Jamie stood barefoot on the scale inside the doctor’s office and nudged the balance bar to the right. She knew without reading the hash marks that she’d lost five pounds overnight. She could almost feel the weight melt away from the back of her legs where her slender thighs met her hips, the part she worked hardest to keep firm by jogging every morning after Alan left for work.
Convinced the scale was never calibrated properly, she stepped down from the base plate and sat on the crinkly white paper stretched across the doctor’s examination table. An otoscope with disposable plastic ear speculums hung on the opposite wall beside a poster on lung disease that warned about the dangers of smoking.
She scooted back on the table and checked her watch. She had errands to run, a house to clean, and dinner to prepare by six. The car needed gas. The bills needed stamps. She needed chemicals for the pool and fabric softener for the washing machine. She had shirts at the dry cleaners and a basket of laundry to fold.
She kept every facet of her life on schedule, right down to the time she ventured outside for the morning paper in the driveway. Her life existed not as Jamie Blanchart but as the wife of Sheriff Alan Blanchart. She loved him for the man who once showered her with attention; who brought her flowers every weekend and worshiped the ground she walked on. But over time, her love had turned to fear. She missed her parents. She missed her friends. Most of all, she missed the Jamie Blanchart she used to know—and cringed at the woman she barely recognized.
A soft knock preceded the doctor’s entrance. “Good morning,” he offered Jamie as he entered the room with her patient file. A third generation dermatologist with four grandchildren and a head of silver hair, he conveyed a warm demeanor.
“Good morning,” Jamie responded with her head down.
“How long has it been since your last exam?” the doctor asked.
“About a year.”
The doctor reviewed her medical history. He noted the loss in weight and the elevated blood pressure readings. “So what brings you here today?”
Jamie nudged her blouse below her shoulder to expose the butterfly tattoo on her back. “I need to get this removed.”
The doctor cleared his throat and sat on the rolling stool. “Go ahead and turn around. I need you to remove your shirt so I can examine the area more closely. You can leave your bra on.”
Jamie lifted her blouse over her head. Faint bruising along her side marred an otherwise flawless torso.
The doctor noticed the obvious signs of physical abuse, which suggested more about Sheriff Blanchart than he cared to know, especially in a town where the law’s reach extended beyond the boundaries of its own authority.
He pressed on Jamie’s side to assess the condition of the bruising near her ribs. “Does this hurt?”
“A little,” said Jamie, despite the intensity of the pain.
“I’d like to get an X-ray. Just to rule out any fractures.”
“I’m fine. I slipped in the tub and landed funny. It looks worse than it feels.”
“Has this happened before?”
“Are you sure?” the doctor challenged her.
“You should be more careful,” the doctor cautioned. He touched the tattoo. “How long have you had this?”
Jamie felt cold hands on her skin. “What’s your opinion on laser removal?”
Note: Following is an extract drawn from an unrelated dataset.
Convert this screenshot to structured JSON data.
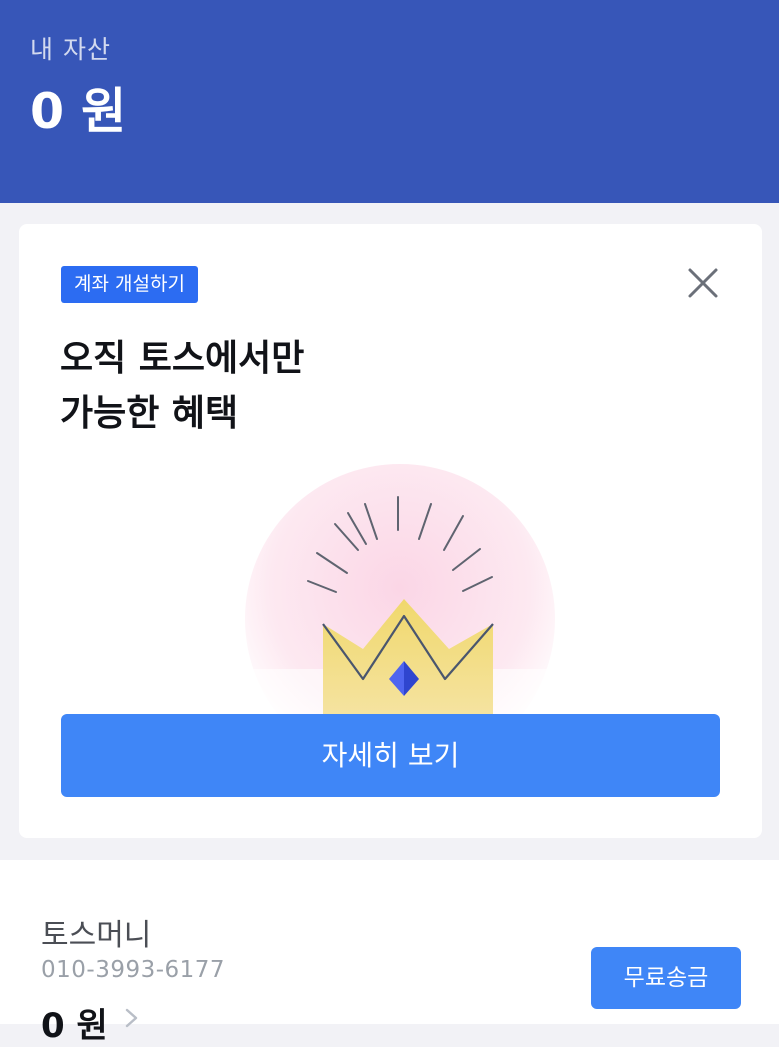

“Given the size and location of your tattoo, you would be a good candidate for that procedure. It’s uncomfortable and usually takes several visits to obliterate the pigment. We could freeze the area instead and use a rotary abrasion instrument to remove the image.”
“You mean grind it away?”
“It’s not as harsh as it sounds. I use a local anesthetic to numb the area.” He examined the butterfly wings more closely, noting the mix of colors injected under the skin. “Another option is a surgical excision to remove the image with a scalpel.” He pinched the skin. “I might be able to excise the entire area in one visit.”
“What about scarring?”
“There would be some scarring.”
The doctor removed his gloves. “That depends on the individual person. It varies from patient to patient. Go ahead and put your shirt back on.”
“What do you think I should do?”
“In your case, laser treatment might be the best alternative. It will take a few weeks for the skin to heal, but it’s the least invasive procedure.”
Jamie climbed down from the examination table. Her cell phone vibrated in her purse. “How soon can you schedule me?”
“My receptionist can set that up for you.”
Jamie read Alan’s name from the caller ID. She had two minutes to reply before Alan called again—and got angry. “I have to go.”
The doctor stood in front of her for a moment. “I’d like to schedule you for an x-ray on your ribs. It shouldn’t take long.”
“I’m fine,” said Jamie. “Really. It’s just a bruise.”
“Most likely, but I won’t know for certain without examining the film.”
“I really have to go.”
“What about the next time?”
“I told you,” said Jamie. “It was an accident.”
“Accidents like those have a way of getting progressively worse.”
Jamie reached for the door. “What are you suggesting?”
“Nothing, Mrs. Blanchart. Nothing at all.”